Cuando se refiere a nosotros mismos, los periodistas, no es menos dura. En esa carrera loca por el click, nos estamos dejando la credibilidad. La poca o mucha que podíamos haber alcanzado. Porque “todo tiene un autor, un culpable que ha encargado el tema, unas manos que lo han ejecutado aunque no lo firmen. Si copias, si mientes, si manipulas, si escribes basura siempre hay alguien que se va a dar cuenta, porque estamos en Internet y todos somos expertos en algo”. La gente no es tonta, aunque los periodistas, embebidos en nuestra absurda superioridad moral, tendemos a despreciar a nuestra audiencia, mientras seguimos alimentándola de basura.

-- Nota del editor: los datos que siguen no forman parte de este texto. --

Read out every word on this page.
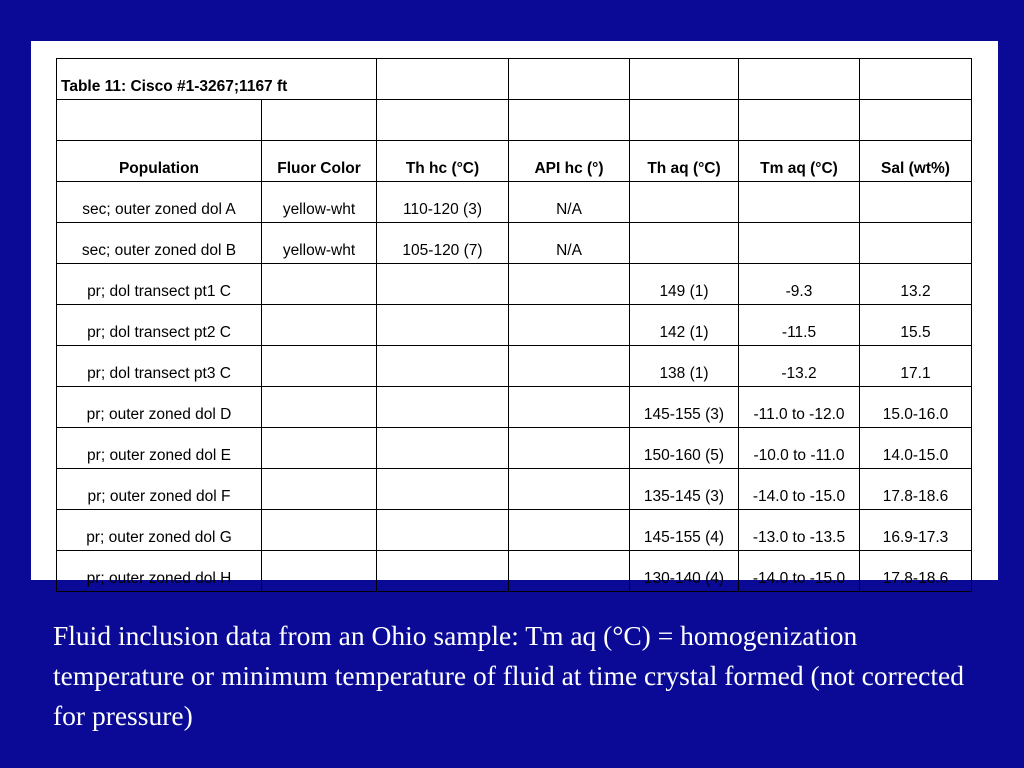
Table 11: Cisco #1-3267;1167 ft						

Population	Fluor Color	Th hc (°C)	API hc (°)	Th aq (°C)	Tm aq (°C)	Sal (wt%)
sec; outer zoned dol A	yellow-wht	110-120 (3)	N/A			
sec; outer zoned dol B	yellow-wht	105-120 (7)	N/A			
pr; dol transect pt1 C				149 (1)	-9.3	13.2
pr; dol transect pt2 C				142 (1)	-11.5	15.5
pr; dol transect pt3 C				138 (1)	-13.2	17.1
pr; outer zoned dol D				145-155 (3)	-11.0 to -12.0	15.0-16.0
pr; outer zoned dol E				150-160 (5)	-10.0 to -11.0	14.0-15.0
pr; outer zoned dol F				135-145 (3)	-14.0 to -15.0	17.8-18.6
pr; outer zoned dol G				145-155 (4)	-13.0 to -13.5	16.9-17.3
pr; outer zoned dol H				130-140 (4)	-14.0 to -15.0	17.8-18.6
Fluid inclusion data from an Ohio sample: Tm aq (°C) = homogenization temperature or minimum temperature of fluid at time crystal formed (not corrected for pressure)
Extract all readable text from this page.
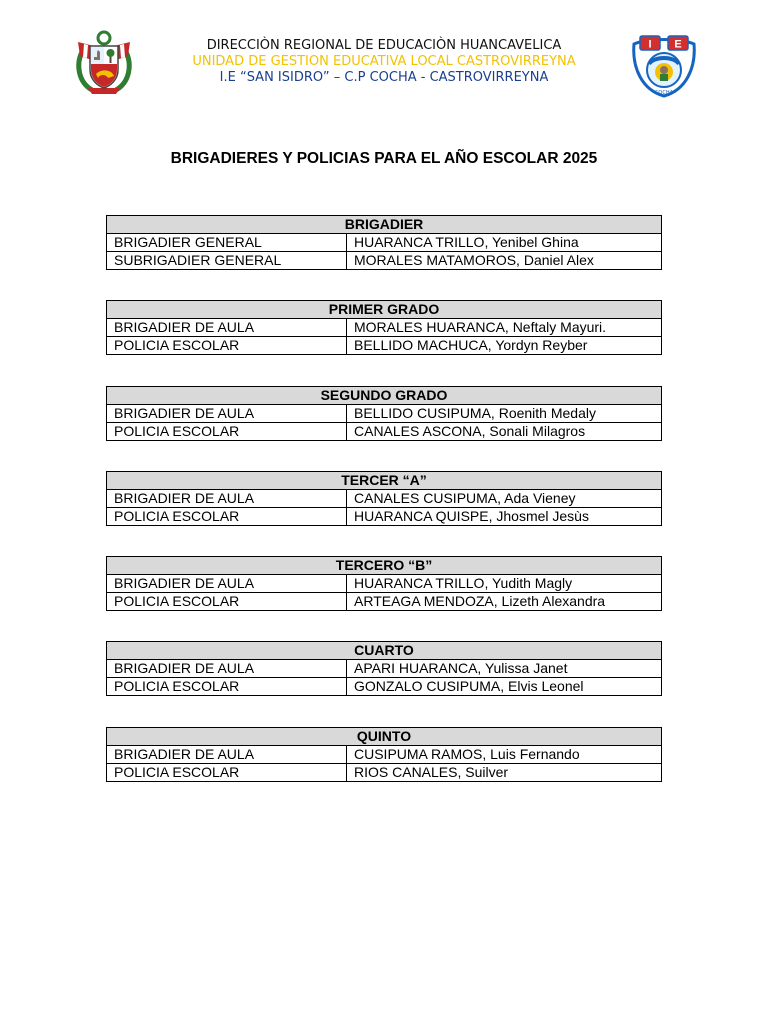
I E
COCHA
DIRECCIÒN REGIONAL DE EDUCACIÒN HUANCAVELICA
UNIDAD DE GESTION EDUCATIVA LOCAL CASTROVIRREYNA
I.E “SAN ISIDRO” – C.P COCHA - CASTROVIRREYNA
BRIGADIERES Y POLICIAS PARA EL AÑO ESCOLAR 2025
BRIGADIER	
BRIGADIER GENERAL	HUARANCA TRILLO, Yenibel Ghina
SUBRIGADIER GENERAL	MORALES MATAMOROS, Daniel Alex
PRIMER GRADO	
BRIGADIER DE AULA	MORALES HUARANCA, Neftaly Mayuri.
POLICIA ESCOLAR	BELLIDO MACHUCA, Yordyn Reyber
SEGUNDO GRADO	
BRIGADIER DE AULA	BELLIDO CUSIPUMA, Roenith Medaly
POLICIA ESCOLAR	CANALES ASCONA, Sonali Milagros
TERCER “A”	
BRIGADIER DE AULA	CANALES CUSIPUMA, Ada Vieney
POLICIA ESCOLAR	HUARANCA QUISPE, Jhosmel Jesùs
TERCERO “B”	
BRIGADIER DE AULA	HUARANCA TRILLO, Yudith Magly
POLICIA ESCOLAR	ARTEAGA MENDOZA, Lizeth Alexandra
CUARTO	
BRIGADIER DE AULA	APARI HUARANCA, Yulissa Janet
POLICIA ESCOLAR	GONZALO CUSIPUMA, Elvis Leonel
QUINTO	
BRIGADIER DE AULA	CUSIPUMA RAMOS, Luis Fernando
POLICIA ESCOLAR	RIOS CANALES, Suilver
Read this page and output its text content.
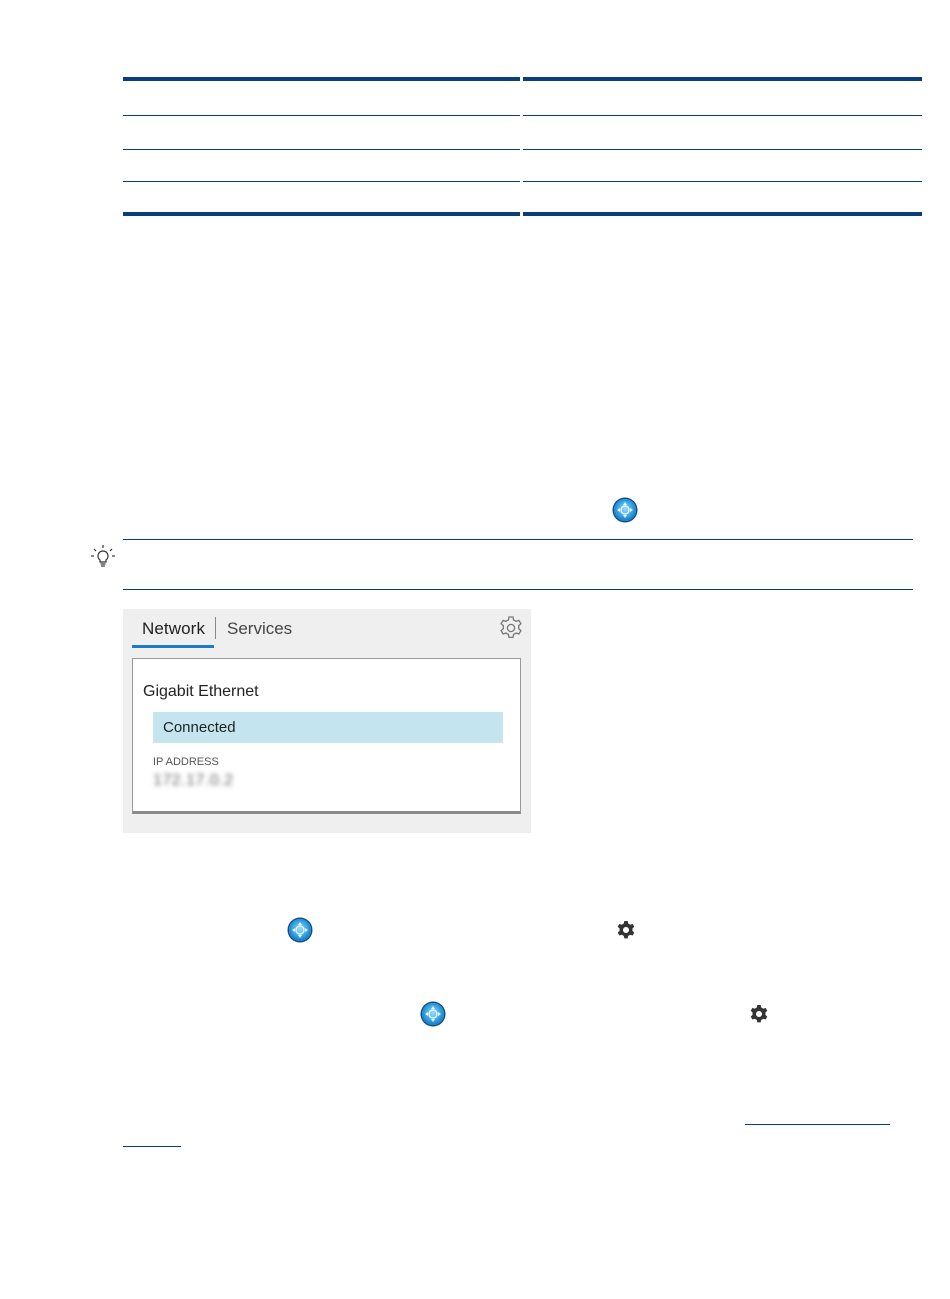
Network Services
Gigabit Ethernet
Connected
IP ADDRESS
172.17.0.2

Ante ese panorama Rodríguez sentencia: “La realidad es que la relación medio–lector está casi rota”. Y difícilmente podremos culpar a los lectores.

Rodríguez habla de medios españoles, pero será difícil que algún periodista o editor o dueño de medio en cualquier país de habla hispana no vea al suyo identificado en esta descripción: “Los digitales permiten los banners engañosos. La parte final de las noticias está llena de links de pago que dirigen a los visitantes a contenidos vergonzosos que el medio hace como que no ve, pero que jamás aprobaría si fueran un contenido propio. Los lectores instalan programas que bloquean la publicidad, los medios plantean bloquear a los que los bloquean. Las páginas tardan tanto en cargarse, contienen tanta basura, tanta publicidad pesada, tanto código inútil, tantos añadidos, que Facebook y Google han inventado formatos más livianos”.

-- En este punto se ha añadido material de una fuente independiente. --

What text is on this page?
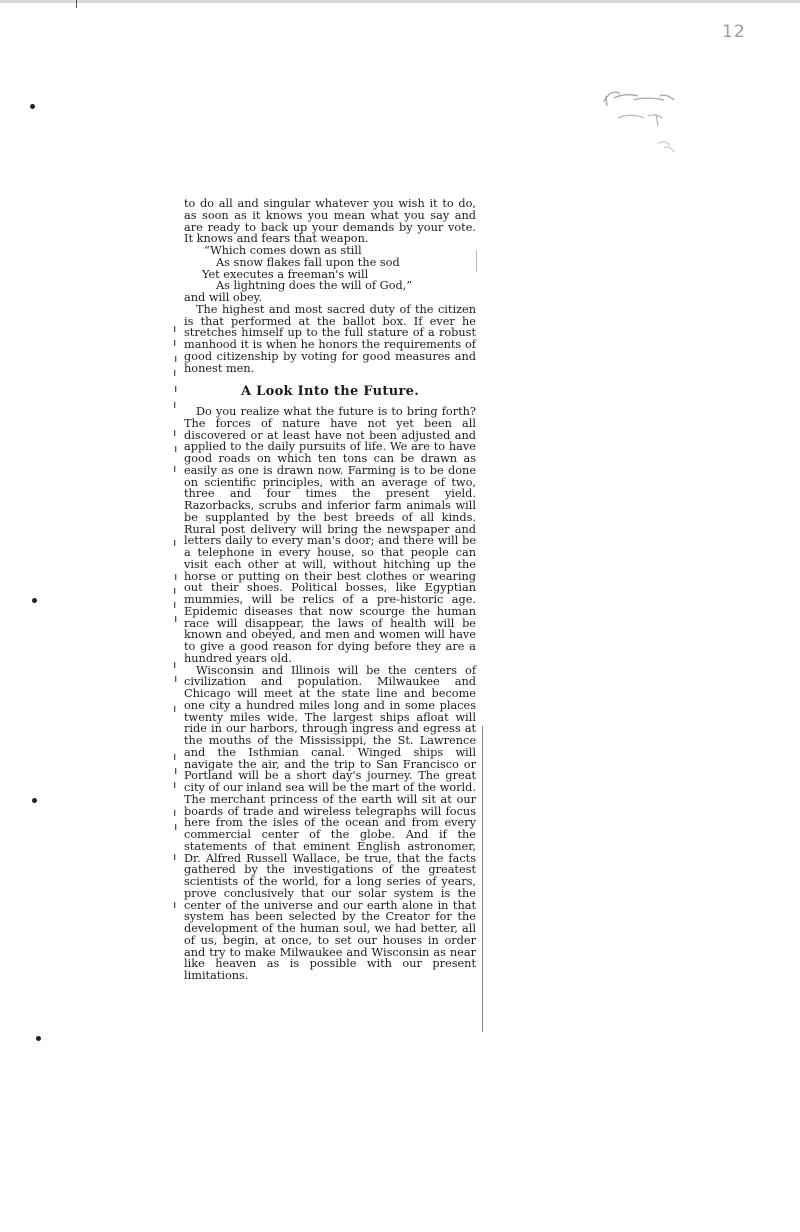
12

to do all and singular whatever you wish it to do, as soon as it knows you mean what you say and are ready to back up your demands by your vote. It knows and fears that weapon.

“Which comes down as still
As snow flakes fall upon the sod
Yet executes a freeman's will
As lightning does the will of God,”
and will obey.

The highest and most sacred duty of the citizen is that performed at the ballot box. If ever he stretches himself up to the full stature of a robust manhood it is when he honors the requirements of good citizenship by voting for good measures and honest men.

A Look Into the Future.

Do you realize what the future is to bring forth? The forces of nature have not yet been all discovered or at least have not been adjusted and applied to the daily pursuits of life. We are to have good roads on which ten tons can be drawn as easily as one is drawn now. Farming is to be done on scientific principles, with an average of two, three and four times the present yield. Razorbacks, scrubs and inferior farm animals will be supplanted by the best breeds of all kinds. Rural post delivery will bring the newspaper and letters daily to every man's door; and there will be a telephone in every house, so that people can visit each other at will, without hitching up the horse or putting on their best clothes or wearing out their shoes. Political bosses, like Egyptian mummies, will be relics of a pre-historic age. Epidemic diseases that now scourge the human race will disappear, the laws of health will be known and obeyed, and men and women will have to give a good reason for dying before they are a hundred years old.

Wisconsin and Illinois will be the centers of civilization and population. Milwaukee and Chicago will meet at the state line and become one city a hundred miles long and in some places twenty miles wide. The largest ships afloat will ride in our harbors, through ingress and egress at the mouths of the Mississippi, the St. Lawrence and the Isthmian canal. Winged ships will navigate the air, and the trip to San Francisco or Portland will be a short day's journey. The great city of our inland sea will be the mart of the world. The merchant princess of the earth will sit at our boards of trade and wireless telegraphs will focus here from the isles of the ocean and from every commercial center of the globe. And if the statements of that eminent English astronomer, Dr. Alfred Russell Wallace, be true, that the facts gathered by the investigations of the greatest scientists of the world, for a long series of years, prove conclusively that our solar system is the center of the universe and our earth alone in that system has been selected by the Creator for the development of the human soul, we had better, all of us, begin, at once, to set our houses in order and try to make Milwaukee and Wisconsin as near like heaven as is possible with our present limitations.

Son, precisamente, Facebook y Google quienes se han adueñado de la distribución de noticias, “y ninguno de los dos se ha hecho grande dándole lo que deseaban a los medios, sino pensando en sus usuarios”. Y lo que quieren esos usuarios, si uno se guía por los trending topics, las listas de noticias más vistas y la conversación en redes sociales, la gran mayoría de las veces son videos graciosos, señoritas con poca ropa o escándalos de famosos. Los medios han corrido a atender la demanda, soñando con que así atraerán tráfico suficiente para vender banners. El problema es que el mismo público que busca esos contenidos castiga a los medios que antes lo proveían de noticias por ofrecerlos. Es difícil culparlos, el esfuerzo por producir contenido ligero o viral en la mayoría de medios resulta tan atractivo y natural como ese cuarentón que cambia la corbata por una camiseta de Metallica y suelta unas cuantas lisuras para acercarse a los amigos de su hijo.

Como dice Rodríguez, “el nuevo mundo es cruel, un violento caldo de cultivo en el que todas las ideas del mundo compiten entre sí por nuestra atención, dejando a las más débiles y menos adaptadas por el camino”. Las respuestas a qué hacer con los medios de comunicación y cómo recuperar la relación con los lectores, no son respuestas sencillas, ni mucho menos, y nadie parece haber dado con ellas todavía. Yo me siento buena parte del día como Ganzeer, vapuleado por los transeúntes/internautas y preguntándome ¿para qué hacemos todo esto? Quizá, para encontrar una respuesta, podríamos empezar por cambiar esa última pregunta y preguntarnos sinceramente ¿para quién?